Update: Actually, it's not just the State of Mexico, but much of Central and Southern Mexico. Already 13 have been killed in Michoacán, and 2,000 evacuated from a small town in Guanajuato. I'd not realized it was so serious. We wish everyone a safe recovery.


Perhaps because of Tiger Woods and John Edwards, there seems to be less attention on another big sex scandal of the day than is warranted. I'm talking, of course, about English national team captain John Terry's relationship with the wife of a former teammate, and the possibility that said relationship destroys the team's chemistry ahead of the World Cup. Terry's now the former captain, but one wonders what will be the lingering impact of the scandal on the English squad, which had been playing really well for a while now under Fabio Capello. I guess all things being equal, this is a better way to go down than a crushing loss in PKs. And it's good news for the US side.

The Economy First?

Macario Schettino pushes back on the idea that the political reform should wait until social and economic legislation is dealt with:
After more than 200 years of studying the causes of economic growth, researches have come to understand that growth occurs when a country manages to build a framework of rules that incentivizes investment in infrastructure and human capital. Which is to say, growth doesn't come from investment for investment's sake, nor from education alone, but is the result of the combination of both, something that happens only when the rules that society has laid out foments it.


Today they tell us we must resolve our economic and social problems, and that politics can wait. The people telling us are the priístas that came to power precisely when López Portillo was destroying the last of the national economy, and today they control the Chamber of Deputies. The people telling us are those who want to delay relevant economic changes, which is to say a serious fiscal reform, so that they can support exactly the policies that destroyed our economy: the development bank, industrial policy, and social policy as a co-opter of votes.
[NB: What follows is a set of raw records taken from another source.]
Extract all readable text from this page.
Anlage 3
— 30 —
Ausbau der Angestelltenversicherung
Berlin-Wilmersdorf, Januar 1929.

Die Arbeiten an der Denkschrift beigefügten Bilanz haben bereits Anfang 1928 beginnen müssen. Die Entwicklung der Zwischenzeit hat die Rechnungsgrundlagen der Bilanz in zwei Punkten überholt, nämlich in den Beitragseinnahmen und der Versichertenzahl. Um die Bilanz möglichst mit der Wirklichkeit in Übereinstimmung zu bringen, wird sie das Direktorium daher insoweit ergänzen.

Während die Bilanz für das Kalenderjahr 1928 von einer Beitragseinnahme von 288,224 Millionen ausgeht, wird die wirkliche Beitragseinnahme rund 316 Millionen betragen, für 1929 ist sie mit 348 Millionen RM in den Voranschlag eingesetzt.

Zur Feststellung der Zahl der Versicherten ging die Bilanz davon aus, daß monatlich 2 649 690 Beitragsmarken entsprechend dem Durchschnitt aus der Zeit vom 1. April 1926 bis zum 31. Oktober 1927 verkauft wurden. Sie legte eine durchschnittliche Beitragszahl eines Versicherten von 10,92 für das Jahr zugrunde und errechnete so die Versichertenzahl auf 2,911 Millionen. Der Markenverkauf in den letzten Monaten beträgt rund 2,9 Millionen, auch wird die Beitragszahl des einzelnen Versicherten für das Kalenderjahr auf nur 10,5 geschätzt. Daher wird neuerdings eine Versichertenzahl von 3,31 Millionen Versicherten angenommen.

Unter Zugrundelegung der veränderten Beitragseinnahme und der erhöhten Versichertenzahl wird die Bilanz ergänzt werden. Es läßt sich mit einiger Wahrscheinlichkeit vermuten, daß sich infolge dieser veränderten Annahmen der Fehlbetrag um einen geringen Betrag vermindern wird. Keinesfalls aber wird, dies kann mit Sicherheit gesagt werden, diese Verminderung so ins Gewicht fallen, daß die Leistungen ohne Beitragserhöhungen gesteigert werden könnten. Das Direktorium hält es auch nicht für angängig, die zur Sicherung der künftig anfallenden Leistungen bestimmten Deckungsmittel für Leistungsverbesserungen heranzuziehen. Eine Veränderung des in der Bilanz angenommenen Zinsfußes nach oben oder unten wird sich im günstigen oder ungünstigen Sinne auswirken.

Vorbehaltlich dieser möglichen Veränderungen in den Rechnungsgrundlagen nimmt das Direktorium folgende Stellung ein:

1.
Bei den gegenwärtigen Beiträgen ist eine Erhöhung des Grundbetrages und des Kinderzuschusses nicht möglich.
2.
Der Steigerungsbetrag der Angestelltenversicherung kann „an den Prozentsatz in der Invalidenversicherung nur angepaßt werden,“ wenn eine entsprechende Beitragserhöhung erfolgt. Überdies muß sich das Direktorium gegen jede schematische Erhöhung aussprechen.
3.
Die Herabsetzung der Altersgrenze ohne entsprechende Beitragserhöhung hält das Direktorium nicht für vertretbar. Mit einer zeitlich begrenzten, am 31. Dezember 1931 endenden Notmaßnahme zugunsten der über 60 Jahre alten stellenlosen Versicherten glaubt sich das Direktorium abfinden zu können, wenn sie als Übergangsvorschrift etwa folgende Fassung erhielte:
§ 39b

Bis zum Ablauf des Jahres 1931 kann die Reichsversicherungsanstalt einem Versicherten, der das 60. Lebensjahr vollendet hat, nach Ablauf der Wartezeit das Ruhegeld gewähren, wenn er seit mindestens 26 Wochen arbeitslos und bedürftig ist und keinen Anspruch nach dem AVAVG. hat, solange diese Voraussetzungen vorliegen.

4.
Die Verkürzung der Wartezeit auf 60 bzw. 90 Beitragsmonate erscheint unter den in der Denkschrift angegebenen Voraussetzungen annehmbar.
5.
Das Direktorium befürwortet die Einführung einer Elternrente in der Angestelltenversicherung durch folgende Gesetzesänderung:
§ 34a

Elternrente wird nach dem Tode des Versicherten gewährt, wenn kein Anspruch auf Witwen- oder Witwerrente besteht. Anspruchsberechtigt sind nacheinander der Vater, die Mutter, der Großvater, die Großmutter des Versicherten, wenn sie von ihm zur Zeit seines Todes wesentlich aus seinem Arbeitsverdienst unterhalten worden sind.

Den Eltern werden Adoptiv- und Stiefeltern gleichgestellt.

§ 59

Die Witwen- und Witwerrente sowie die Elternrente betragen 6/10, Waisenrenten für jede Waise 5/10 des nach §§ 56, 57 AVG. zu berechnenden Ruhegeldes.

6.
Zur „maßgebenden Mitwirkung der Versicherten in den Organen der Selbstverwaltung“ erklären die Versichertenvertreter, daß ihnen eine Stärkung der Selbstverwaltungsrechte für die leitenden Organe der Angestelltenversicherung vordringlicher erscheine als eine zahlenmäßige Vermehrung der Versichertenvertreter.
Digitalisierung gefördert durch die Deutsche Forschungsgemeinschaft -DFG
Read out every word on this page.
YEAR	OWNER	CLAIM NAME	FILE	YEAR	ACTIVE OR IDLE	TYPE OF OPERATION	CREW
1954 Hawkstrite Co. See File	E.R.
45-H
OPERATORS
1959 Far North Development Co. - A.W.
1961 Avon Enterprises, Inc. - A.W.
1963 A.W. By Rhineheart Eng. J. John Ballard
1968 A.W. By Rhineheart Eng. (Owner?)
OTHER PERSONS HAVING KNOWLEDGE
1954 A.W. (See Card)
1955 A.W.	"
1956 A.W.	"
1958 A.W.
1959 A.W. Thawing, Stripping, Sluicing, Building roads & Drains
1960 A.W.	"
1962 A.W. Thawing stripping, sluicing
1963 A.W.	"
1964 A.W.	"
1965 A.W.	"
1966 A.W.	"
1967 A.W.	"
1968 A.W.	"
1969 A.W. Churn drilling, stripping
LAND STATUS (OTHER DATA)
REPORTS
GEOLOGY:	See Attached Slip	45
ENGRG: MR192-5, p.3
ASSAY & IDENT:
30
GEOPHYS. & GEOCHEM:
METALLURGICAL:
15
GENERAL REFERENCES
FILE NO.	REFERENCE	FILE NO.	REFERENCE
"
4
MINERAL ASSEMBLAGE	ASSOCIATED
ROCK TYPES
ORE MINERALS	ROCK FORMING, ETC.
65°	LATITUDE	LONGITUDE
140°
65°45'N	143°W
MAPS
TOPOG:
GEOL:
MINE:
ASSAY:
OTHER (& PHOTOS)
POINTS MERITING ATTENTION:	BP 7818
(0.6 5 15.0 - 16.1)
The cynicism of these people seems to be limitless. The tolerance of our economy, but above all our society, is not. Opening our political system lets out some rope, returning to the economy of the past takes it in. And there is no such thing as a rope that doesn't break.
This argument that economic reform must take precedent over political reform, which Luis Carlos Ugalde also referred to earlier this week, is deeply flawed. Marco-economics and politics are to a large degree inseparable. If you have deep problems in one, chances are you have (or will have in short order) deep problems in the other. In such a situation, as Mexico is today, it's hard to address one without considering the other, and it makes no sense to wait for one to improve without simultaneously considering the other.

More on the Barriers to the IFAI

As El Universal reported and Gancho discussed last week, the Calderón administration is looking to secure an endorsement of a Campeche law that will reduce public access to information before the Supreme Court, at which point it will presumably try to apply a similar version of the law nationwide. Not surprisingly, the IFAI is not in favor of such a scenario unfolding. Here's is a portion of the institute's reaction:
It not only removes the speed of the procedure, but also the simplicity, and any individual that doesn't have the technical knowledge of judicial concepts will necessarily require a judicial advisor to unclog the legal process and therefore try to obtain a ruling favorable to their interests.
They also said that access to information will become the province of the elites only.